• Nombre de visites :
  • 3050
  • 24/10/2007
  • Date :

KAZA VE KADER

gökyüzü

       Mücebbire diye adlandırılan toplum, yaratıkların fiilleri olmadığı, bütün fiillerin failinin, Allah-u Teala olduğu kanaatine sapmıştır. Onlara göre Allah, haşa, insanlara cebren isyana dair işler işletmekte, böyle olduğu halde de onları cezalandırmadadır; itaata dair işlere cebretmekte, aynı zamanda da onları sevaba nail eylemektedir. Onlarca kulların fiilleri, gerçekte, Allah'ın fiilleridir; fakat şu var ki bu hususta kullar, o fiillere mahal olmaktadır.Bu inanç, eşyadaki sebebiyyeti inkarın sonucuna varır; gerçek sebebi yaratan ise şeriki (ortağı) olmayan Allah-u Teala'dır. Bu inanca sapan, Allah-u Teala'ya zulmü nisbet etmektedir, oysa bundan münezzehtir.

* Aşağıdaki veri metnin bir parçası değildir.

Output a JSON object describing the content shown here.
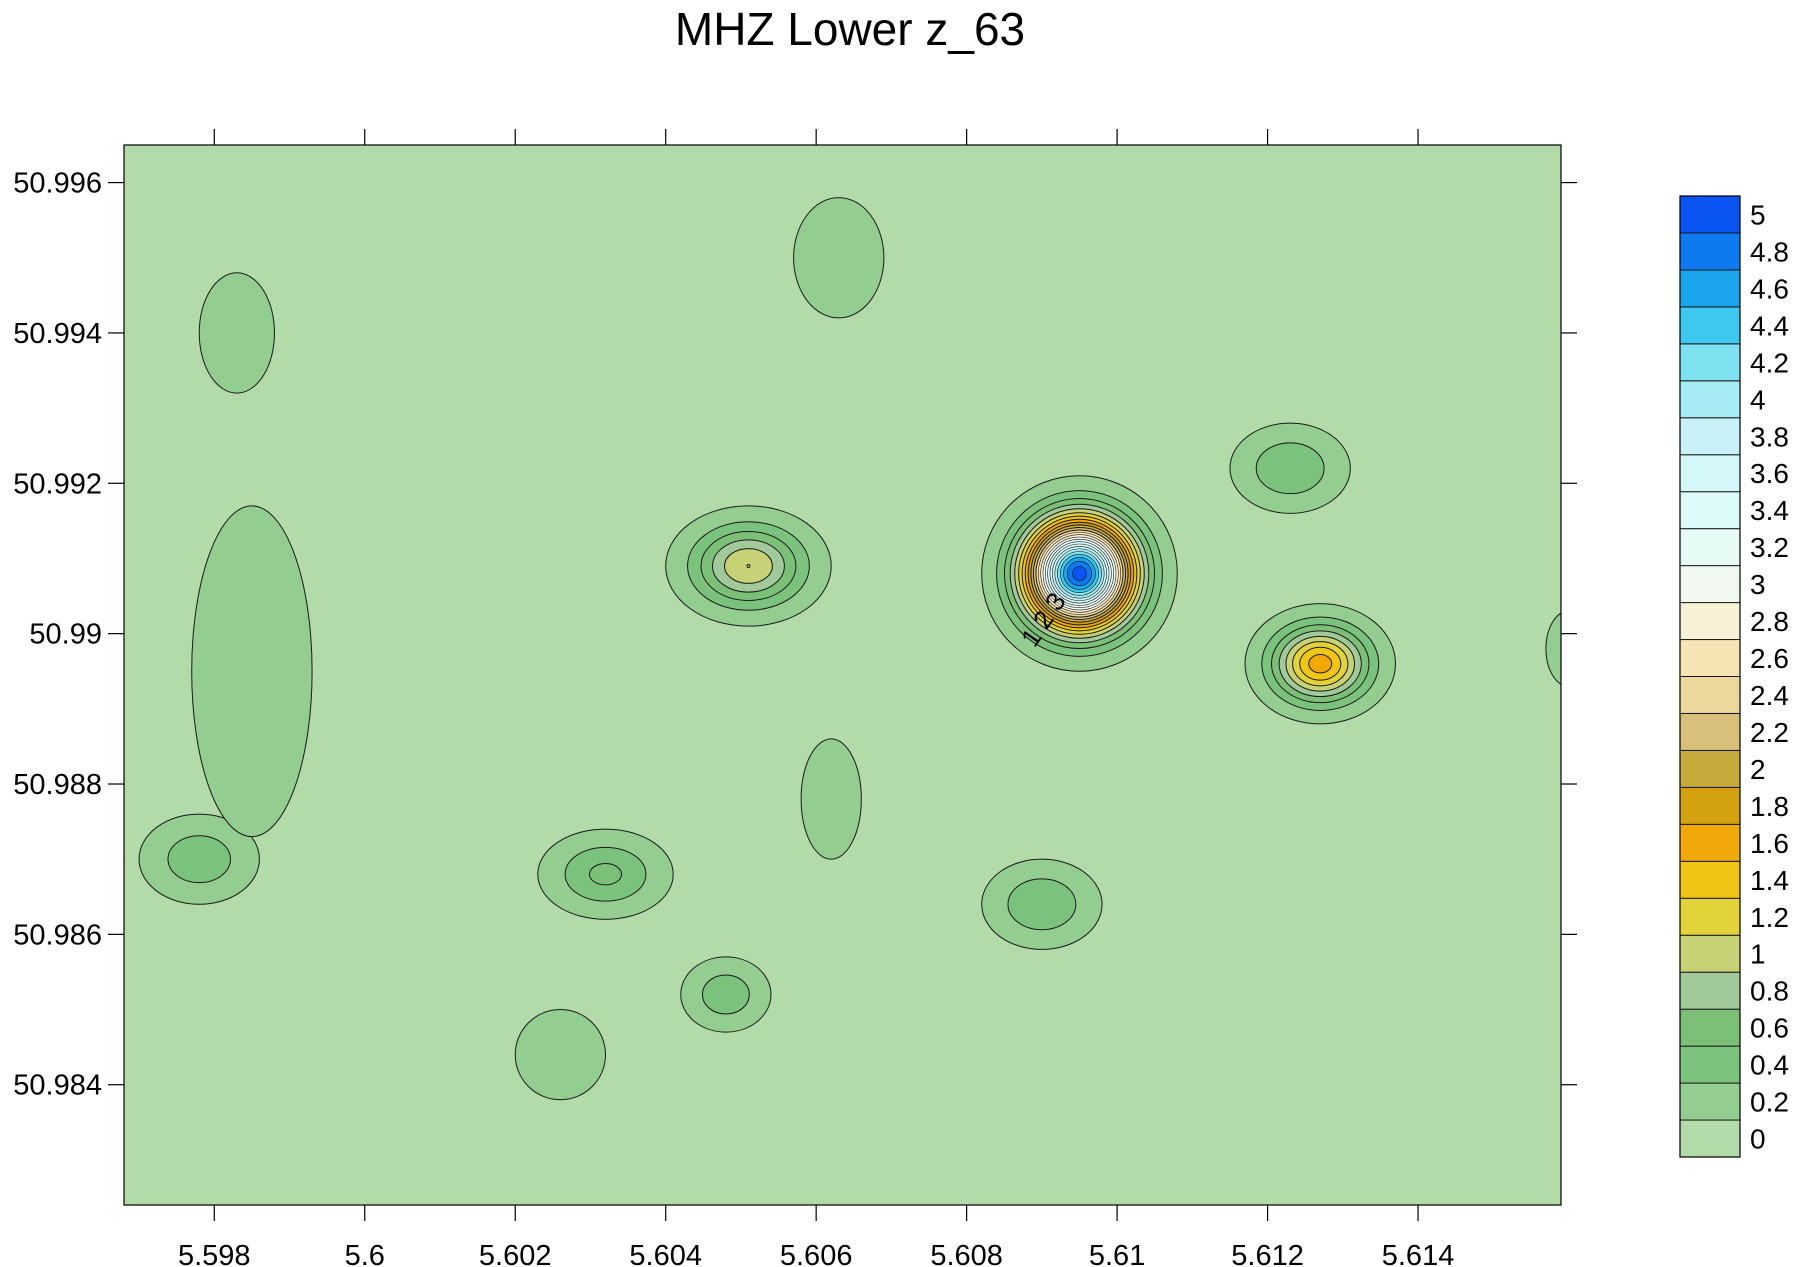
{
  "chart_data": {
    "type": "contour",
    "title": "MHZ Lower z_63",
    "xlabel": "",
    "ylabel": "",
    "x_ticks": [
      5.598,
      5.6,
      5.602,
      5.604,
      5.606,
      5.608,
      5.61,
      5.612,
      5.614
    ],
    "x_tick_labels": [
      "5.598",
      "5.6",
      "5.602",
      "5.604",
      "5.606",
      "5.608",
      "5.61",
      "5.612",
      "5.614"
    ],
    "y_ticks": [
      50.984,
      50.986,
      50.988,
      50.99,
      50.992,
      50.994,
      50.996
    ],
    "y_tick_labels": [
      "50.984",
      "50.986",
      "50.988",
      "50.99",
      "50.992",
      "50.994",
      "50.996"
    ],
    "xlim": [
      5.5968,
      5.6159
    ],
    "ylim": [
      50.9824,
      50.9965
    ],
    "color_levels": [
      0,
      0.2,
      0.4,
      0.6,
      0.8,
      1,
      1.2,
      1.4,
      1.6,
      1.8,
      2,
      2.2,
      2.4,
      2.6,
      2.8,
      3,
      3.2,
      3.4,
      3.6,
      3.8,
      4,
      4.2,
      4.4,
      4.6,
      4.8,
      5
    ],
    "level_labels": [
      "0",
      "0.2",
      "0.4",
      "0.6",
      "0.8",
      "1",
      "1.2",
      "1.4",
      "1.6",
      "1.8",
      "2",
      "2.2",
      "2.4",
      "2.6",
      "2.8",
      "3",
      "3.2",
      "3.4",
      "3.6",
      "3.8",
      "4",
      "4.2",
      "4.4",
      "4.6",
      "4.8",
      "5"
    ],
    "level_colors": [
      "#b3daa9",
      "#93cd90",
      "#7bc27c",
      "#7cbf77",
      "#a2c99a",
      "#c7d176",
      "#e3d33a",
      "#f1c516",
      "#f1a90a",
      "#d3a010",
      "#c6aa3e",
      "#d8c07a",
      "#ecd79c",
      "#f6e4b4",
      "#f8f1d6",
      "#f0f8f0",
      "#e6fbf6",
      "#dcfafa",
      "#d4f8fa",
      "#c8f2f7",
      "#a7ecf4",
      "#7fe2f0",
      "#3ec8f0",
      "#1aa4ec",
      "#0f7af0",
      "#0a54f4"
    ],
    "contour_labels": [
      "1",
      "2",
      "3"
    ],
    "anomalies": [
      {
        "x": 5.6051,
        "y": 50.9909,
        "peak": 1.1,
        "rx": 0.0011,
        "ry": 0.0008
      },
      {
        "x": 5.6095,
        "y": 50.9908,
        "peak": 5.0,
        "rx": 0.0013,
        "ry": 0.0013
      },
      {
        "x": 5.6127,
        "y": 50.9896,
        "peak": 1.6,
        "rx": 0.001,
        "ry": 0.0008
      },
      {
        "x": 5.6123,
        "y": 50.9922,
        "peak": 0.5,
        "rx": 0.0008,
        "ry": 0.0006
      },
      {
        "x": 5.6032,
        "y": 50.9868,
        "peak": 0.55,
        "rx": 0.0009,
        "ry": 0.0006
      },
      {
        "x": 5.6048,
        "y": 50.9852,
        "peak": 0.45,
        "rx": 0.0006,
        "ry": 0.0005
      },
      {
        "x": 5.609,
        "y": 50.9864,
        "peak": 0.5,
        "rx": 0.0008,
        "ry": 0.0006
      },
      {
        "x": 5.5978,
        "y": 50.987,
        "peak": 0.45,
        "rx": 0.0008,
        "ry": 0.0006
      },
      {
        "x": 5.6063,
        "y": 50.995,
        "peak": 0.3,
        "rx": 0.0006,
        "ry": 0.0008
      },
      {
        "x": 5.5983,
        "y": 50.994,
        "peak": 0.3,
        "rx": 0.0005,
        "ry": 0.0008
      },
      {
        "x": 5.6062,
        "y": 50.9878,
        "peak": 0.3,
        "rx": 0.0004,
        "ry": 0.0008
      },
      {
        "x": 5.6026,
        "y": 50.9844,
        "peak": 0.3,
        "rx": 0.0006,
        "ry": 0.0006
      },
      {
        "x": 5.616,
        "y": 50.9898,
        "peak": 0.3,
        "rx": 0.0003,
        "ry": 0.0005
      },
      {
        "x": 5.5985,
        "y": 50.9895,
        "peak": 0.28,
        "rx": 0.0008,
        "ry": 0.0022
      }
    ]
  }
}
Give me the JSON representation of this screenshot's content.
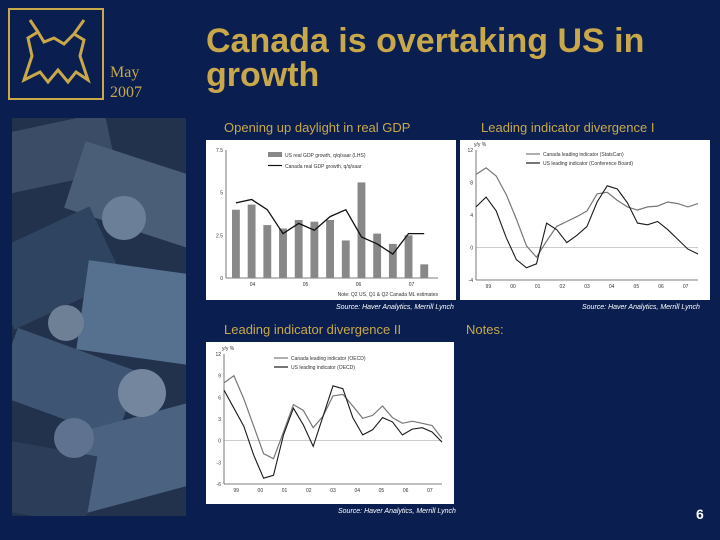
{
  "slide": {
    "date_month": "May",
    "date_year": "2007",
    "title": "Canada is overtaking US in growth",
    "notes_label": "Notes:",
    "page_number": "6"
  },
  "colors": {
    "gold": "#c8a84a",
    "navy": "#0a1f4f",
    "bar_gray": "#888888",
    "line_black": "#111111"
  },
  "chart_data": [
    {
      "type": "bar",
      "title": "Opening up daylight in real GDP",
      "legend": [
        "US real GDP growth, q/q/saar (LHS)",
        "Canada real GDP growth, q/q/saar"
      ],
      "series": [
        {
          "name": "US real GDP growth",
          "kind": "bar",
          "values": [
            4.0,
            4.3,
            3.1,
            2.9,
            3.4,
            3.3,
            3.4,
            2.2,
            5.6,
            2.6,
            2.0,
            2.5,
            0.8
          ]
        },
        {
          "name": "Canada real GDP growth",
          "kind": "line",
          "values": [
            4.4,
            4.6,
            4.0,
            2.6,
            3.2,
            2.8,
            3.6,
            4.0,
            2.4,
            2.0,
            1.4,
            2.6,
            2.6
          ]
        }
      ],
      "x_ticks": [
        "04",
        "05",
        "06",
        "07"
      ],
      "y_ticks": [
        "0",
        "2.5",
        "5",
        "7.5"
      ],
      "ylim": [
        0,
        7.5
      ],
      "note": "Note: Q2 US, Q1 & Q2 Canada ML estimates",
      "source": "Source: Haver Analytics, Merrill Lynch"
    },
    {
      "type": "line",
      "title": "Leading indicator divergence I",
      "ylabel": "y/y %",
      "legend": [
        "Canada leading indicator (StatsCan)",
        "US leading indicator (Conference Board)"
      ],
      "series": [
        {
          "name": "Canada leading indicator (StatsCan)",
          "values": [
            9.0,
            9.8,
            8.8,
            6.5,
            3.5,
            0.2,
            -1.2,
            0.8,
            2.6,
            3.2,
            3.8,
            4.5,
            6.6,
            6.8,
            5.8,
            5.0,
            4.6,
            5.0,
            5.1,
            5.6,
            5.4,
            5.0,
            5.4
          ]
        },
        {
          "name": "US leading indicator (Conference Board)",
          "values": [
            5.0,
            6.2,
            4.5,
            1.2,
            -1.5,
            -2.5,
            -2.0,
            3.0,
            2.2,
            0.6,
            1.5,
            2.6,
            5.6,
            7.6,
            7.2,
            5.5,
            3.0,
            2.8,
            3.2,
            2.2,
            1.0,
            -0.2,
            -0.8
          ]
        }
      ],
      "x_ticks": [
        "99",
        "00",
        "01",
        "02",
        "03",
        "04",
        "05",
        "06",
        "07"
      ],
      "y_ticks": [
        "-4",
        "0",
        "4",
        "8",
        "12"
      ],
      "ylim": [
        -4,
        12
      ],
      "source": "Source: Haver Analytics, Merrill Lynch"
    },
    {
      "type": "line",
      "title": "Leading indicator divergence II",
      "ylabel": "y/y %",
      "legend": [
        "Canada leading indicator (OECD)",
        "US leading indicator (OECD)"
      ],
      "series": [
        {
          "name": "Canada leading indicator (OECD)",
          "values": [
            8.0,
            9.0,
            5.8,
            2.0,
            -1.8,
            -2.5,
            1.2,
            5.0,
            4.2,
            1.8,
            3.4,
            6.2,
            6.4,
            4.8,
            3.1,
            3.5,
            4.8,
            3.2,
            2.4,
            2.7,
            2.4,
            2.1,
            0.3
          ]
        },
        {
          "name": "US leading indicator (OECD)",
          "values": [
            7.0,
            4.5,
            2.0,
            -2.0,
            -5.2,
            -4.8,
            0.8,
            4.5,
            2.2,
            -0.8,
            3.4,
            7.6,
            7.2,
            3.2,
            0.8,
            1.5,
            3.2,
            2.6,
            0.8,
            1.6,
            1.8,
            1.2,
            -0.2
          ]
        }
      ],
      "x_ticks": [
        "99",
        "00",
        "01",
        "02",
        "03",
        "04",
        "05",
        "06",
        "07"
      ],
      "y_ticks": [
        "-6",
        "-3",
        "0",
        "3",
        "6",
        "9",
        "12"
      ],
      "ylim": [
        -6,
        12
      ],
      "source": "Source: Haver Analytics, Merrill Lynch"
    }
  ]
}
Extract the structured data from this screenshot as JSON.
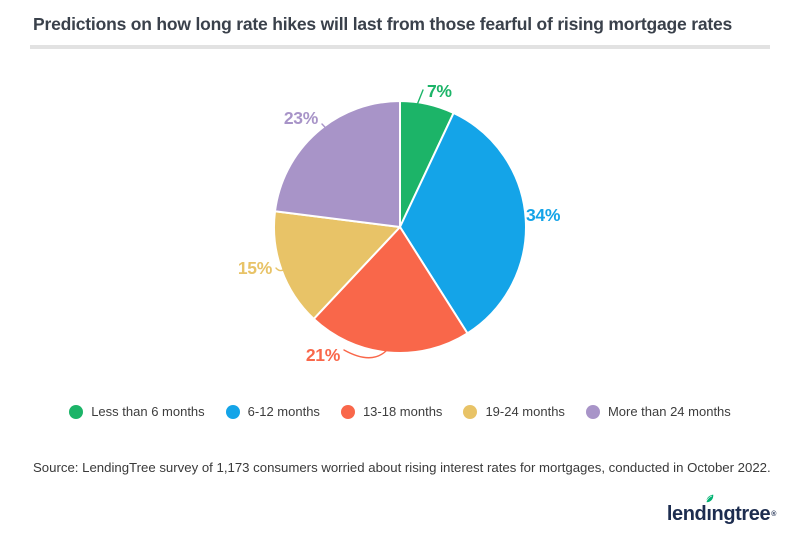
{
  "header": {
    "title": "Predictions on how long rate hikes will last from those fearful of rising mortgage rates"
  },
  "chart_data": {
    "type": "pie",
    "title": "Predictions on how long rate hikes will last from those fearful of rising mortgage rates",
    "categories": [
      "Less than 6 months",
      "6-12 months",
      "13-18 months",
      "19-24 months",
      "More than 24 months"
    ],
    "values": [
      7,
      34,
      21,
      15,
      23
    ],
    "unit": "%",
    "data_labels": [
      "7%",
      "34%",
      "21%",
      "15%",
      "23%"
    ],
    "colors": [
      "#1CB468",
      "#14A4E8",
      "#F9674A",
      "#E8C367",
      "#A894C8"
    ],
    "slice_separator_color": "#FFFFFF",
    "start_angle_deg": 0,
    "direction": "clockwise",
    "legend_position": "bottom"
  },
  "footer": {
    "source": "Source: LendingTree survey of 1,173 consumers worried about rising interest rates for mortgages, conducted in October 2022.",
    "logo": {
      "text": "lendingtree",
      "trademark": "®",
      "text_color": "#1D2D50",
      "leaf_color": "#00B272"
    }
  }
}
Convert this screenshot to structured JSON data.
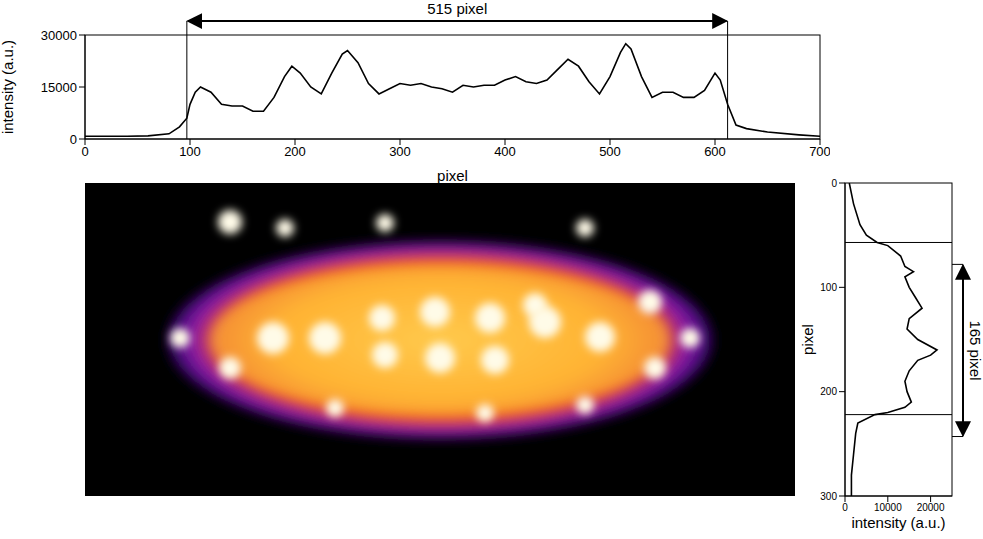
{
  "chart_data": [
    {
      "type": "line",
      "x_label": "pixel",
      "y_label": "intensity (a.u.)",
      "xlim": [
        0,
        700
      ],
      "xticks": [
        0,
        100,
        200,
        300,
        400,
        500,
        600,
        700
      ],
      "ylim": [
        0,
        30000
      ],
      "yticks": [
        0,
        15000,
        30000
      ],
      "color": "#000000",
      "annotation": {
        "text": "515 pixel",
        "range": [
          97,
          612
        ]
      },
      "x": [
        0,
        20,
        40,
        60,
        80,
        90,
        97,
        100,
        105,
        110,
        120,
        130,
        140,
        150,
        160,
        170,
        180,
        190,
        197,
        205,
        215,
        225,
        235,
        245,
        250,
        260,
        270,
        280,
        290,
        300,
        310,
        320,
        330,
        340,
        350,
        360,
        370,
        380,
        390,
        400,
        410,
        420,
        430,
        440,
        450,
        460,
        470,
        480,
        490,
        500,
        510,
        515,
        520,
        530,
        540,
        550,
        560,
        570,
        580,
        590,
        600,
        605,
        612,
        620,
        630,
        650,
        680,
        700
      ],
      "values": [
        800,
        800,
        800,
        900,
        1500,
        3500,
        6000,
        10000,
        13500,
        15000,
        13500,
        10000,
        9500,
        9500,
        8000,
        8000,
        12000,
        18000,
        21000,
        19000,
        15000,
        13000,
        19000,
        24500,
        25500,
        22000,
        16000,
        13000,
        14500,
        16000,
        15500,
        16000,
        15000,
        14500,
        13500,
        15500,
        15000,
        15500,
        15500,
        17000,
        18000,
        16500,
        16000,
        17000,
        20000,
        23000,
        21000,
        16500,
        13000,
        18000,
        25000,
        27500,
        26000,
        18000,
        12000,
        13500,
        13500,
        12000,
        12000,
        14000,
        19000,
        17000,
        10000,
        4000,
        3000,
        2000,
        1200,
        800
      ]
    },
    {
      "type": "line",
      "orientation": "horizontal",
      "x_label": "intensity (a.u.)",
      "y_label": "pixel",
      "xlim": [
        0,
        25000
      ],
      "xticks": [
        0,
        10000,
        20000
      ],
      "ylim": [
        0,
        300
      ],
      "yticks": [
        0,
        100,
        200,
        300
      ],
      "color": "#000000",
      "annotation": {
        "text": "165 pixel",
        "range": [
          57,
          222
        ]
      },
      "y": [
        0,
        20,
        40,
        50,
        57,
        60,
        70,
        80,
        85,
        90,
        100,
        110,
        120,
        130,
        140,
        150,
        160,
        165,
        170,
        180,
        190,
        200,
        210,
        215,
        220,
        222,
        230,
        240,
        260,
        280,
        300
      ],
      "x": [
        1000,
        2000,
        3500,
        5000,
        7500,
        10000,
        13000,
        14000,
        16000,
        14000,
        15000,
        16500,
        18000,
        15000,
        14500,
        17000,
        21500,
        20000,
        17000,
        15000,
        14000,
        14500,
        15500,
        14000,
        10000,
        7000,
        3000,
        2500,
        2000,
        1500,
        1500
      ]
    }
  ]
}
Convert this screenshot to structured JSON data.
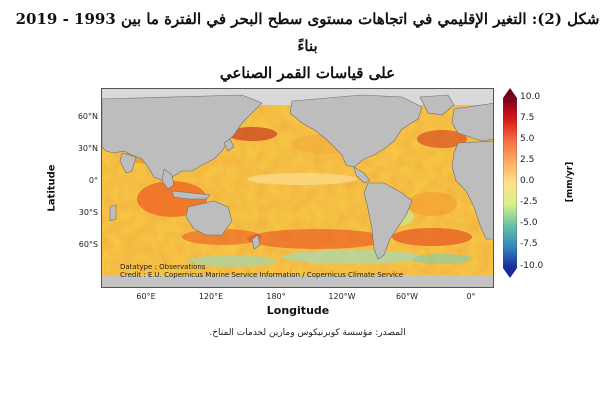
{
  "title": {
    "line1": "شكل (2): التغير الإقليمي في اتجاهات مستوى سطح البحر في الفترة ما بين 1993 - 2019 بناءً",
    "line2": "على قياسات القمر الصناعي"
  },
  "map": {
    "xlabel": "Longitude",
    "ylabel": "Latitude",
    "lat_ticks": [
      "60°N",
      "30°N",
      "0°",
      "30°S",
      "60°S"
    ],
    "lon_ticks": [
      "60°E",
      "120°E",
      "180°",
      "120°W",
      "60°W",
      "0°"
    ],
    "datatype": "Datatype : Observations",
    "credit": "Credit : E.U. Copernicus Marine Service Information / Copernicus Climate Service",
    "colors": {
      "land": "#bdbdbd",
      "ice": "#dcdcdc",
      "coast": "#6e6e6e"
    }
  },
  "colorbar": {
    "label": "[mm/yr]",
    "ticks": [
      "10.0",
      "7.5",
      "5.0",
      "2.5",
      "0.0",
      "-2.5",
      "-5.0",
      "-7.5",
      "-10.0"
    ],
    "colors": [
      "#7a0018",
      "#d7191c",
      "#f46d43",
      "#fdae61",
      "#fee08b",
      "#d9ef8b",
      "#66c2a5",
      "#3288bd",
      "#1a2a9c"
    ]
  },
  "source": "المصدر: مؤسسة كوبرنيكوس ومارين لخدمات المناخ."
}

        Bir başka toplumsa Mufavvıza diye anılmaktadır. Onlara göre Allah-u Teala, bütün fiilleri yaratıklarına tefviz etmiş, gücünü, takdirini, kaza ve kaderini onlardan kaldırmıştır. Bu inancı güdenlerce ef'ali, Allah-u Teala'ya nisbet etmek, ona noksanı nisbet etmektir. Varlıkların sebebleri vardır ve bütün sebebler, sebebleri meydana getirene, ilk sebebe, Allah-u Teala'ya irca edilirse, bu, Allah'ın gücünü iptal sonucuna varır ki bu da, yaratışta, O'na, Ondan gayrıyı da şerik koşmaktır.

  Bizim inancımız ise, tertemiz İmamlarımız (aleyhimüsselam)'dan gelmektedir. O inanç da bu iki inancın ortasındadır, yani gerçek, bu ikisinin arasındadır. Bu iki inancın kelamcılarının delillerindeki çelişkiler, insanı hayrete düşürür. Bir toplum, ileri gitmiştir, diğeri ise geri kalmıştır. İmamımız Cafer Sadık aleyhisselam, bu orta yolu, meşhur Cebir de yoktur, tefviz de; fakat iş, iki işin arasındadır buyruklarıyla bildirmişlerdir.

        Bu sözün etraflıca anlamı ve özet yoluyla ifadesi şudur:

        İşlerimiz, bir bakıma bizim işlediğimiz işlerdir; bunları işlemeye gücümüz, ihtiyarımız vardır. Fakat bir başka bakımdan da bu işler, Allah'ın takdirine bağlıdır, kudretine dahildir. Allah-u  Teala, bize, işlediğimiz işleri zorla işletmemektedir; aksi halde yaptığımız kötülüklere karşı bizi cezalandırması zulüm olurdu. Bunları işlemekte bizim gücümüz, ihtiyarımız vardır; ama işlerimizi, ancak kendimizin işlememiz hususunda da bizi başı boş bırakmamıştır; yaptıklarımızı, O'nun kudretiyle yapmaktayız. Gerçekte yaratış da O'nundur, hüküm de O'nun; emir de O'nun ve O, her şey'e gücü yetendir, kullarını gücüyle kavrayandır.

         Hasılı Kaza ve Kader, Allah-u Teala'nın sırlarından bir sırdır. Kim bunu, ileri varmadan, geri kalmadan anlarsa, hüküm budur; bu hususta fazla incelemeye kalkışırsa sapıklığa düşebilir, inancı bozulur; çünkü bu, öyle güç ve ince felsefi bir bahisdir ki ancak binde bir kişi kavrayabilir. İnsanın, Eimme-i Ethar'ın, (Masum İmamlar'ın) (a.s), buyurdukları gibi, gerçeğin, ikisi arasında olduğuna mutlak olarak cebir ve tefvizin bulunmadığına inanması yeter. Esasen bu, mutlaka etraflıca, inceden inceye araştırılıp inanca varılması gereken itikaadi asıllardan da değildir.